Второй ученик обдумывал вопрос и ещё не отвечал. Андрейка вскочил и поднял руку:

— Мария Тимофеевна! Я всё вспомнил… Разрешите ответить?

— Ну вот, давно бы так! — засмеялся Павел Максимович. — Иди к карте…

Последний экзамен окончился. Уходя из класса, Павел Максимович сказал Андрейке:

— Сажин, зайди в учительскую.

У Андрейки ёкнуло сердечко: не будет ли нагоняя за поведение?

В учительской сам директор школы торжественно поздравил юнгу с переходом в седьмой класс и вручил табель.

— А почему сегодня табель? — удивился Андрейка. — Всем сегодня выдадите?

— Нет, только юнгам. Вы люди военные. Как в песне поётся: «Нынче здесь, завтра там…» Передай привет товарищу Молодцову.

Старшина Орешкин всё ещё стоял на тротуаре. Андрей подошёл к окну, и Орешкин увидел его. Старшина торопливо сунул трубку в карман и что-то крикнул. Но Андрейка не расслышал и помотал головой. Тогда Орешкин растопырил пятерню и потряс ею в воздухе. Андрейка вспомнил про Мадагаскар и экзамен, вспомнил, как Орешкин всегда подшучивал над ним, и… отрицательно помотал головой. Тогда старшина, всё ещё улыбаясь, показал четыре пальца. Андрейка в ответ поднял два.
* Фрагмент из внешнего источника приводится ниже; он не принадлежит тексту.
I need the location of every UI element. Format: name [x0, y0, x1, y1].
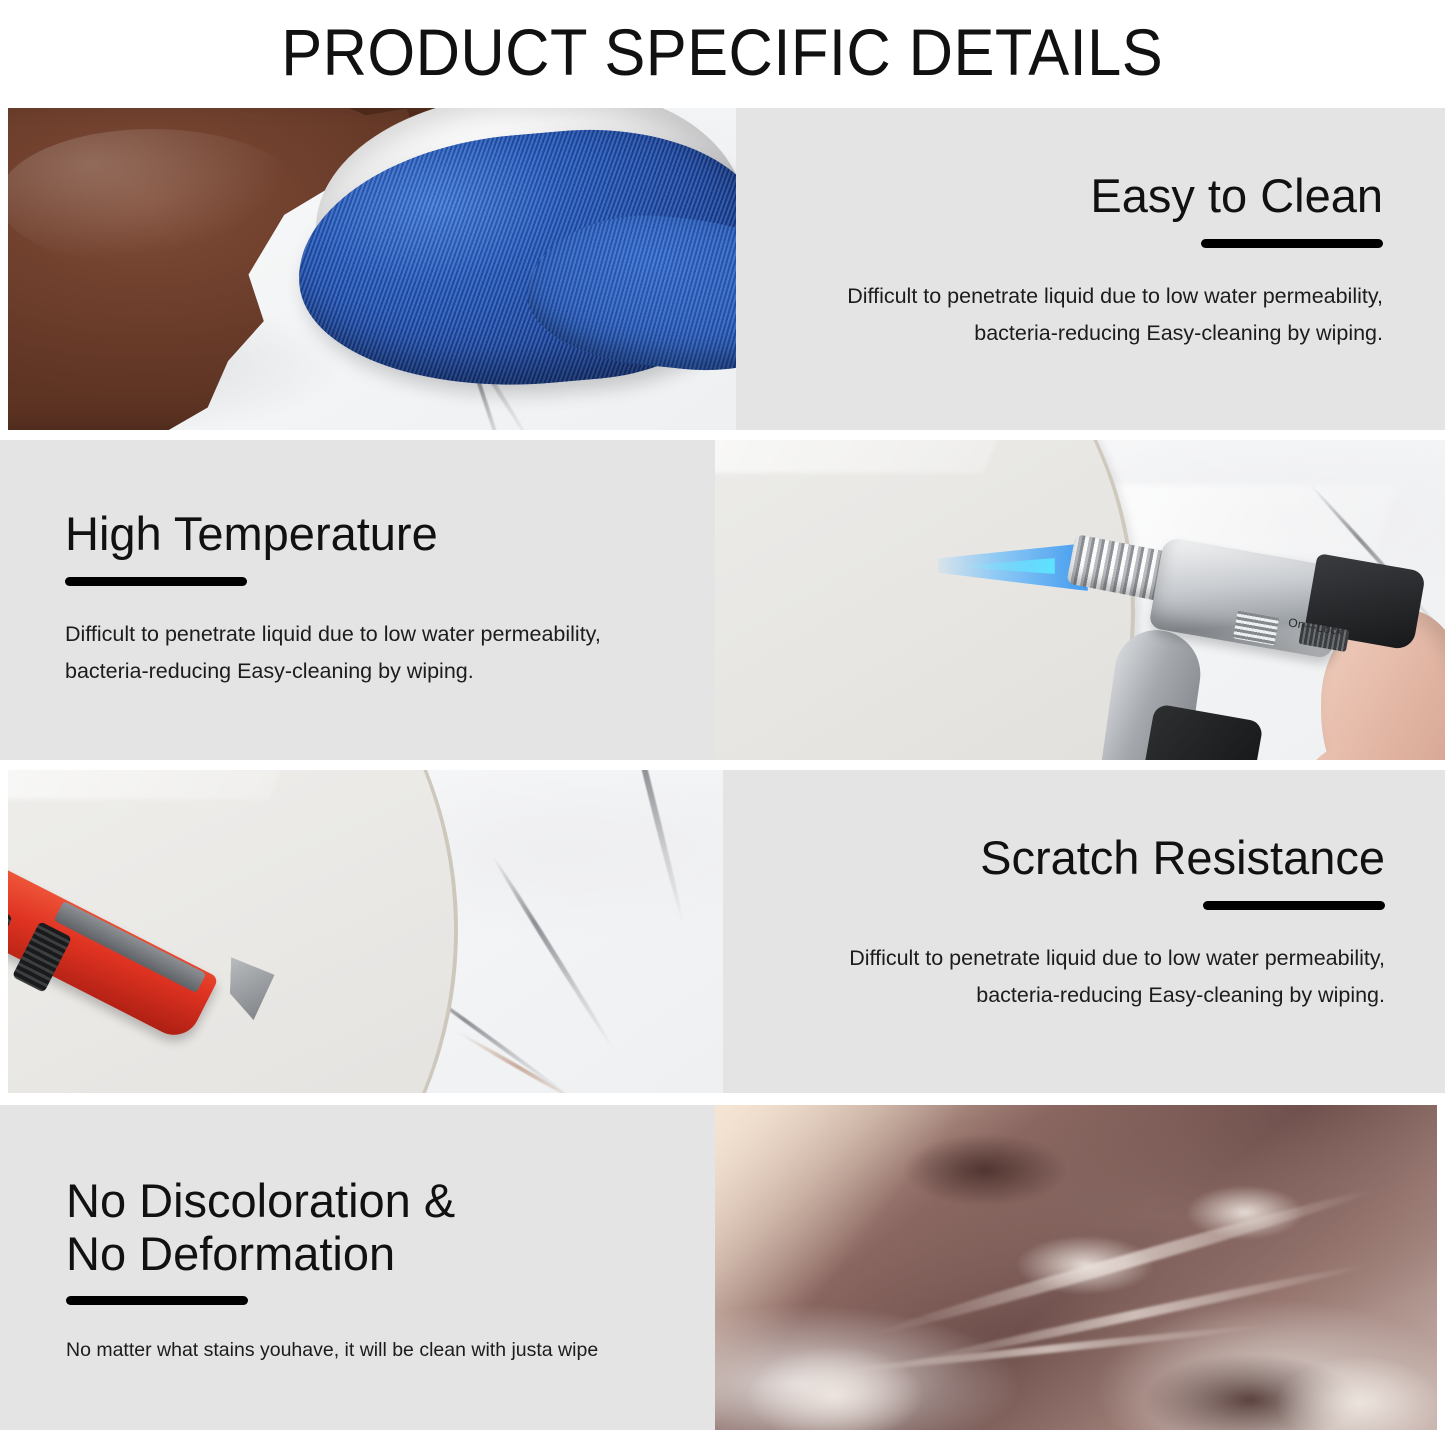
page-header: PRODUCT SPECIFIC DETAILS	[0, 0, 1445, 104]
panel-title: Easy to Clean	[823, 170, 1383, 223]
product-details-infographic: PRODUCT SPECIFIC DETAILS Easy to Clean D…	[0, 0, 1445, 1445]
description-line: No matter what stains youhave, it will b…	[66, 1333, 686, 1367]
image-reddish-brown-natural-stone-texture	[715, 1105, 1437, 1430]
panel-description: Difficult to penetrate liquid due to low…	[805, 940, 1385, 1015]
panel-easy-to-clean: Easy to Clean Difficult to penetrate liq…	[8, 108, 1445, 430]
photo-scene-stone	[715, 1105, 1437, 1430]
round-marble-slab	[715, 440, 1135, 760]
light-reflection	[8, 770, 329, 799]
title-underline	[1203, 901, 1385, 910]
copy-group: Scratch Resistance Difficult to penetrat…	[805, 832, 1385, 1015]
panel-title: No Discoloration & No Deformation	[66, 1175, 686, 1280]
panel-title: Scratch Resistance	[805, 832, 1385, 885]
stone-highlight	[1015, 1235, 1155, 1295]
copy-group: Easy to Clean Difficult to penetrate liq…	[823, 170, 1383, 353]
text-block-easy-to-clean: Easy to Clean Difficult to penetrate liq…	[736, 108, 1445, 430]
title-underline	[1201, 239, 1383, 248]
photo-scene-torch: On—Lock	[715, 440, 1445, 760]
panel-title-line: No Discoloration &	[66, 1175, 686, 1228]
panel-description: Difficult to penetrate liquid due to low…	[65, 616, 665, 691]
photo-scene-clean	[8, 108, 736, 430]
description-line: bacteria-reducing Easy-cleaning by wipin…	[823, 315, 1383, 353]
panel-scratch-resistance: Scratch Resistance Difficult to penetrat…	[8, 770, 1445, 1093]
light-reflection	[715, 440, 1050, 473]
panel-title-line: No Deformation	[66, 1228, 686, 1281]
image-chocolate-spill-wiped-with-blue-microfiber-cloth	[8, 108, 736, 430]
image-red-utility-knife-scratching-marble-slab	[8, 770, 723, 1093]
page-title: PRODUCT SPECIFIC DETAILS	[282, 14, 1164, 90]
description-line: Difficult to penetrate liquid due to low…	[823, 278, 1383, 316]
title-underline	[66, 1296, 248, 1305]
stone-highlight	[745, 1345, 925, 1430]
copy-group: No Discoloration & No Deformation No mat…	[66, 1175, 686, 1367]
description-line: bacteria-reducing Easy-cleaning by wipin…	[65, 653, 665, 691]
description-line: Difficult to penetrate liquid due to low…	[65, 616, 665, 654]
photo-scene-scratch	[8, 770, 723, 1093]
description-line: bacteria-reducing Easy-cleaning by wipin…	[805, 977, 1385, 1015]
panel-high-temperature: High Temperature Difficult to penetrate …	[0, 440, 1445, 760]
stone-highlight	[1185, 1185, 1305, 1240]
description-line: Difficult to penetrate liquid due to low…	[805, 940, 1385, 978]
panel-title: High Temperature	[65, 508, 665, 561]
panel-no-discoloration-no-deformation: No Discoloration & No Deformation No mat…	[0, 1105, 1445, 1430]
text-block-scratch-resistance: Scratch Resistance Difficult to penetrat…	[723, 770, 1445, 1093]
panel-description: Difficult to penetrate liquid due to low…	[823, 278, 1383, 353]
stone-shadow	[905, 1135, 1065, 1205]
title-underline	[65, 577, 247, 586]
stone-highlight	[1275, 1355, 1437, 1430]
copy-group: High Temperature Difficult to penetrate …	[65, 508, 665, 691]
text-block-high-temperature: High Temperature Difficult to penetrate …	[0, 440, 715, 760]
text-block-no-discoloration: No Discoloration & No Deformation No mat…	[0, 1105, 715, 1430]
image-blow-torch-flame-on-marble-slab: On—Lock	[715, 440, 1445, 760]
panel-description: No matter what stains youhave, it will b…	[66, 1333, 686, 1367]
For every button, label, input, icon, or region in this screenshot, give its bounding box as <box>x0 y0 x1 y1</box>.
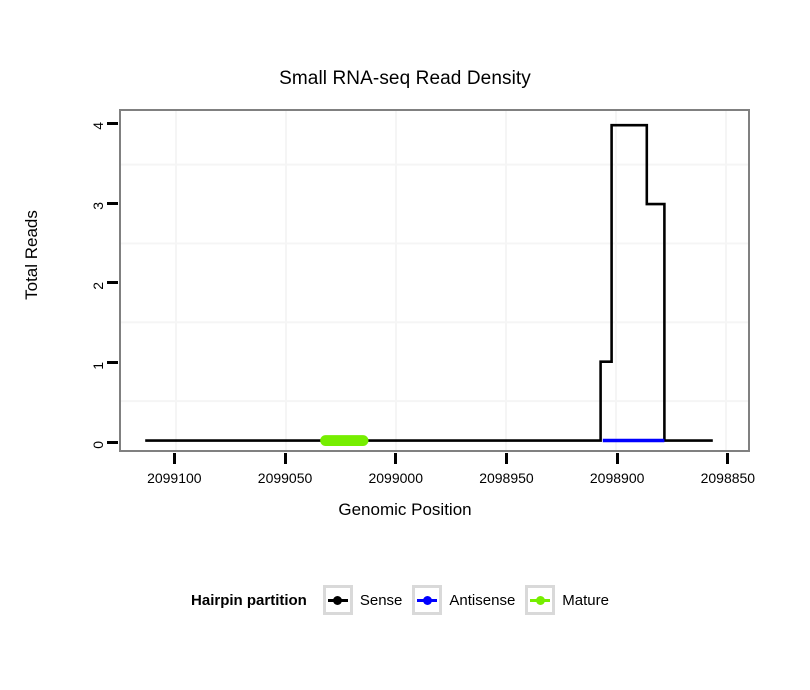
legend-key-icon <box>323 585 353 615</box>
y-axis-tick-label: 2 <box>90 282 106 308</box>
y-axis-tick <box>107 202 118 205</box>
legend-item-label: Antisense <box>449 592 515 609</box>
y-axis-tick <box>107 441 118 444</box>
y-axis-title: Total Reads <box>22 155 42 355</box>
y-axis-tick <box>107 281 118 284</box>
legend-item-antisense[interactable]: Antisense <box>412 585 515 615</box>
x-axis-tick <box>394 453 397 464</box>
data-series-layer <box>121 111 748 450</box>
x-axis-tick-label: 2098950 <box>451 470 561 486</box>
legend-dot-icon <box>423 596 432 605</box>
x-axis-title: Genomic Position <box>0 500 810 520</box>
legend-item-label: Mature <box>562 592 609 609</box>
y-axis-tick-label: 4 <box>90 122 106 148</box>
legend-item-label: Sense <box>360 592 403 609</box>
legend-dot-icon <box>536 596 545 605</box>
x-axis-tick <box>616 453 619 464</box>
legend-entries: SenseAntisenseMature <box>323 585 619 615</box>
x-axis-tick-label: 2098850 <box>673 470 783 486</box>
y-axis-tick-label: 3 <box>90 202 106 228</box>
x-axis-tick-label: 2098900 <box>562 470 672 486</box>
x-axis-tick-label: 2099050 <box>230 470 340 486</box>
x-axis-tick-label: 2099100 <box>119 470 229 486</box>
x-axis-tick <box>505 453 508 464</box>
legend-title: Hairpin partition <box>191 592 307 609</box>
y-axis-tick-label: 1 <box>90 362 106 388</box>
x-axis-tick <box>173 453 176 464</box>
plot-panel <box>119 109 750 452</box>
legend-key-icon <box>525 585 555 615</box>
x-axis-tick <box>726 453 729 464</box>
legend-item-mature[interactable]: Mature <box>525 585 609 615</box>
x-axis-tick-label: 2099000 <box>341 470 451 486</box>
legend-dot-icon <box>333 596 342 605</box>
x-axis-tick <box>284 453 287 464</box>
y-axis-tick <box>107 122 118 125</box>
y-axis-tick-label: 0 <box>90 441 106 467</box>
legend-item-sense[interactable]: Sense <box>323 585 403 615</box>
chart-title: Small RNA-seq Read Density <box>0 68 810 90</box>
y-axis-tick <box>107 361 118 364</box>
legend-key-icon <box>412 585 442 615</box>
legend: Hairpin partition SenseAntisenseMature <box>0 585 810 615</box>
Орешкин махнул рукой, чтобы Андрейка вышел к нему. Тот пустился со всех ног, но, выходя из дверей, постарался сделать виноватое лицо.

— Командиру не терпелось порадоваться твоим успехам, — сказал Орешкин, — и он дал команду сразу же после экзаменов доставить тебя на корабль. Воображаю, какое у него будет выражение лица, когда он увидит твой табель!

На этот раз Орешкин не выдержал своего язвительного тона. Он вдруг перестал улыбаться и заговорил очень огорчённо:

— Послушай, Андрей, как тебе не стыдно? Ну с какими глазами ты явишься на корабль? Что ты скажешь? Ведь тебя там ждут все! Понимаешь, ждут, волнуются. Кок для тебя пирожков напёк, форму тебе новую сшили… Ребята уверяли, что ты всё знаешь, что ты выдержишь… Я вот нарочно торчал здесь, как причальная тумба, чтобы ты не волновался, не думал, что корабли совсем уходят… Э, да что с тобой, с деревянным, говорить! Пошли на катер!

— А вещи?

— На корабле уже вещи. Табель у тебя? Сам отдашь его командиру. У меня на это дело руки не поднимутся.

Больше Андрейка не мог выдержать. Он весело рассмеялся, подскочил и повис на шее у Орешкина:

— Нет, нет, неправда! Наврал я…

Он вытащил из кармана бушлата завёрнутую в целлофан зелёненькую книжечку и протянул её старшине. Орешкин, ещё ничего не понимая, открыл табель, посмотрел последнюю страничку, а потом, не говоря ни слова, дал Андрейке подзатыльник. Юнга звонко рассмеялся. По всем предметам у него в табеле были только одни пятёрки.